Con la excusa de acompañarme al baño, me llevó hasta un despacho vacío, y allí mismo, arriesgándonos a que entrara alguien y nos viera, me subió el vestido hasta el cuello, me sacó las tetas del sostén y me las comió, mientras metía su mano dentro de mis bragas y abría su pantalón y sacaba su pene.
Otras veces quedábamos a tomar un café a media mañana, y entonces nos conformábamos con escondernos en cualquier portal y darnos uno de esos besos que me dejaban temblando y con ganas de más.
Aprovechábamos cualquier ocasión y cualquier sitio a nuestra disposición, aunque lo mejor fue cuando pudimos disponer del piso que le prestaba un amigo.
Allí podíamos pasar largas tardes, podíamos hacer el amor despacio, casi siempre varias veces; me gustaba, por ejemplo, empezar a acariciarnos aún vestidos, que me tocara todo el cuerpo sobre la ropa, de espaldas a él, ver sus grandes manos sobre mis pechos y luego subiéndome la falda para tocar mi sexo y notarlo ya completamente húmedo… de hecho me bastaba, y me basta, pensar en él para encontrarme empapada.

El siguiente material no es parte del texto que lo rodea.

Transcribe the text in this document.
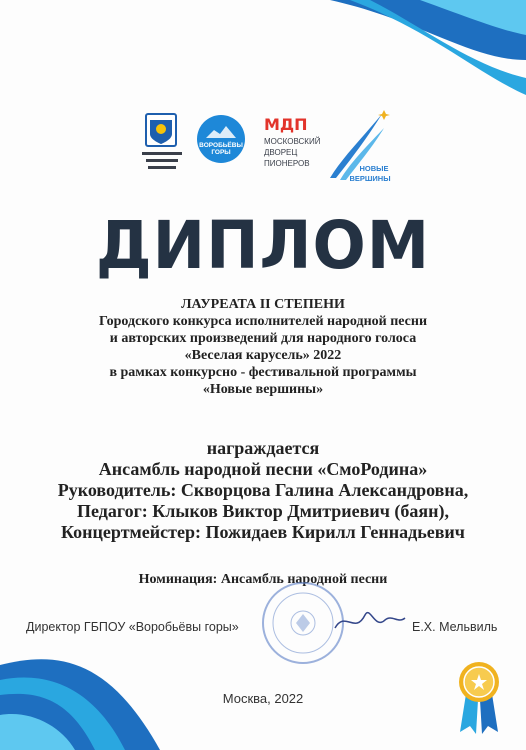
ВОРОБЬЁВЫ
ГОРЫ
МДП
МОСКОВСКИЙ
ДВОРЕЦ
ПИОНЕРОВ
НОВЫЕ
ВЕРШИНЫ
ДИПЛОМ
ЛАУРЕАТА II СТЕПЕНИ
Городского конкурса исполнителей народной песни
и авторских произведений для народного голоса
«Веселая карусель» 2022
в рамках конкурсно - фестивальной программы
«Новые вершины»
награждается
Ансамбль народной песни «СмоРодина»
Руководитель: Скворцова Галина Александровна,
Педагог: Клыков Виктор Дмитриевич (баян),
Концертмейстер: Пожидаев Кирилл Геннадьевич
Номинация: Ансамбль народной песни
Директор ГБПОУ «Воробьёвы горы»	Е.Х. Мельвиль
Москва, 2022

Luego dejamos de poder ir al piso de su amigo, pero no perdíamos la oportunidad de hacerlo en su coche, o en casa de algún familiar ausente, o en su casa o la mía en una escapada durante las horas de trabajo, deprisa y corriendo por si aparecía alguien; incluso una vez, en el cuarto de servicio de su trabajo, sobre el suelo y a toda prisa, un par de embestidas y poco más.
Además las ocasiones eran cada vez más difíciles, porque yo tuve dos niños, y tenía que dejarlos con su padre para poder ver a Javier, lo cual de por sí ya me parecía muy fuerte.
Sorprendentemente, en todos esos años no nos descubrieron nunca, aunque a punto estuvimos un par de veces de que nos pusieran en evidencia.
Y, hoy por hoy, nos resulta muy difícil encontrar un resquicio para encontrarnos.
Pero yo sé que para mí Javier siempre va a ser mi amante.
Aunque no sepa cuándo voy a poder volver a verle.